INGREDIENTS IN THE APPLE FELL FAR FROM THE TREE COCKTAIL
1 1⁄2 oz Butterfly-pea-flower-infused blanco tequila*
1⁄2 oz
Plantation Stiggins’ Fancy Pineapple rum
1⁄4 oz
Hamilton pimento dram
3⁄4 oz
Fresh lime juice
3⁄4 oz
Fuji apple syrup**
Garnish: 3 apple slices
Glass: Rocks
HOW TO MAKE THE APPLE FELL FAR FROM THE TREE COCKTAIL
Add all the ingredients to a shaker with ice and
shake.
Strain into a rocks glass filled with fresh ice.
*Butterfly-pea-flower-infused blanco tequila: Steep
1/2 cup dried butterfly pea flowers in
1 750 mL bottle of tequila for 20 minutes.
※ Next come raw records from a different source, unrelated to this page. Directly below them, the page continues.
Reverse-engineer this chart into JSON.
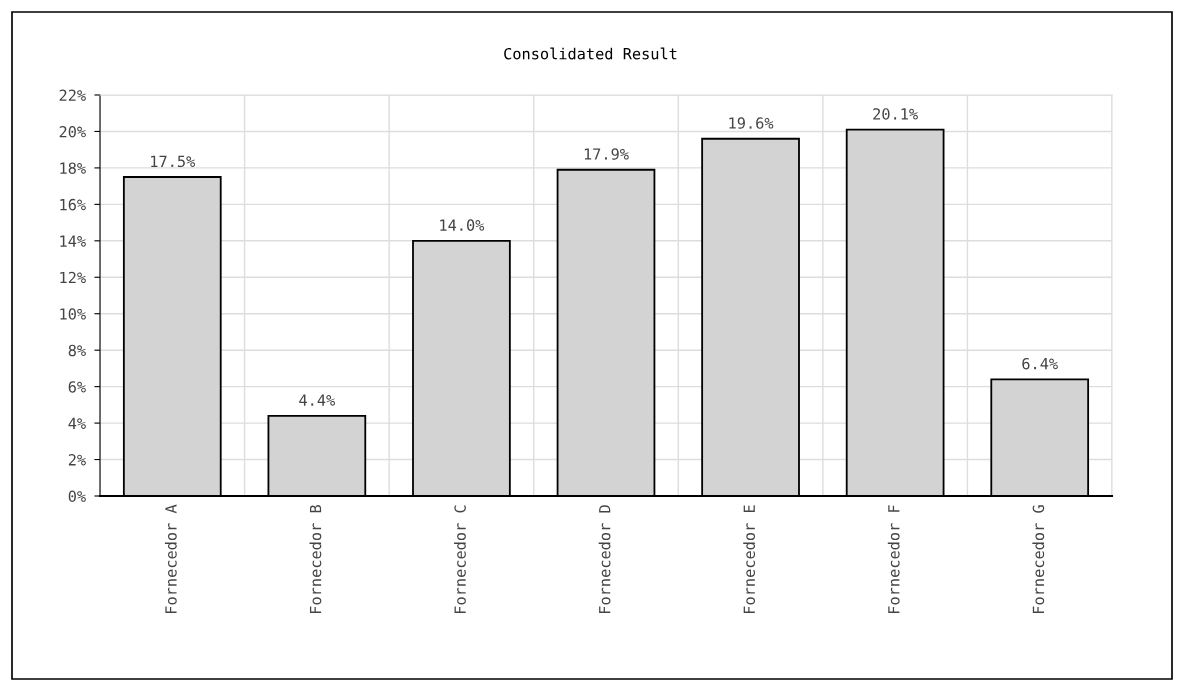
{
  "chart_data": {
    "type": "bar",
    "title": "Consolidated Result",
    "categories": [
      "Fornecedor A",
      "Fornecedor B",
      "Fornecedor C",
      "Fornecedor D",
      "Fornecedor E",
      "Fornecedor F",
      "Fornecedor G"
    ],
    "values": [
      17.5,
      4.4,
      14.0,
      17.9,
      19.6,
      20.1,
      6.4
    ],
    "value_labels": [
      "17.5%",
      "4.4%",
      "14.0%",
      "17.9%",
      "19.6%",
      "20.1%",
      "6.4%"
    ],
    "color": "#d3d3d3",
    "ylim": [
      0,
      22
    ],
    "yticks": [
      {
        "value": 0,
        "label": "0%"
      },
      {
        "value": 2,
        "label": "2%"
      },
      {
        "value": 4,
        "label": "4%"
      },
      {
        "value": 6,
        "label": "6%"
      },
      {
        "value": 8,
        "label": "8%"
      },
      {
        "value": 10,
        "label": "10%"
      },
      {
        "value": 12,
        "label": "12%"
      },
      {
        "value": 14,
        "label": "14%"
      },
      {
        "value": 16,
        "label": "16%"
      },
      {
        "value": 18,
        "label": "18%"
      },
      {
        "value": 20,
        "label": "20%"
      },
      {
        "value": 22,
        "label": "22%"
      }
    ],
    "grid": true
  }
}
**Fuji apple syrup: Peel 12 Fuji apples with a citrus
peeler, using 4 cuts to save the apple cores. In a saucepan, add peels and
cores to 6 cups of sugar and 9 cups water. Bring to a boil and let simmer for
35 minutes. Strain out peels and cores, and keep refrigerated for up to 1 week.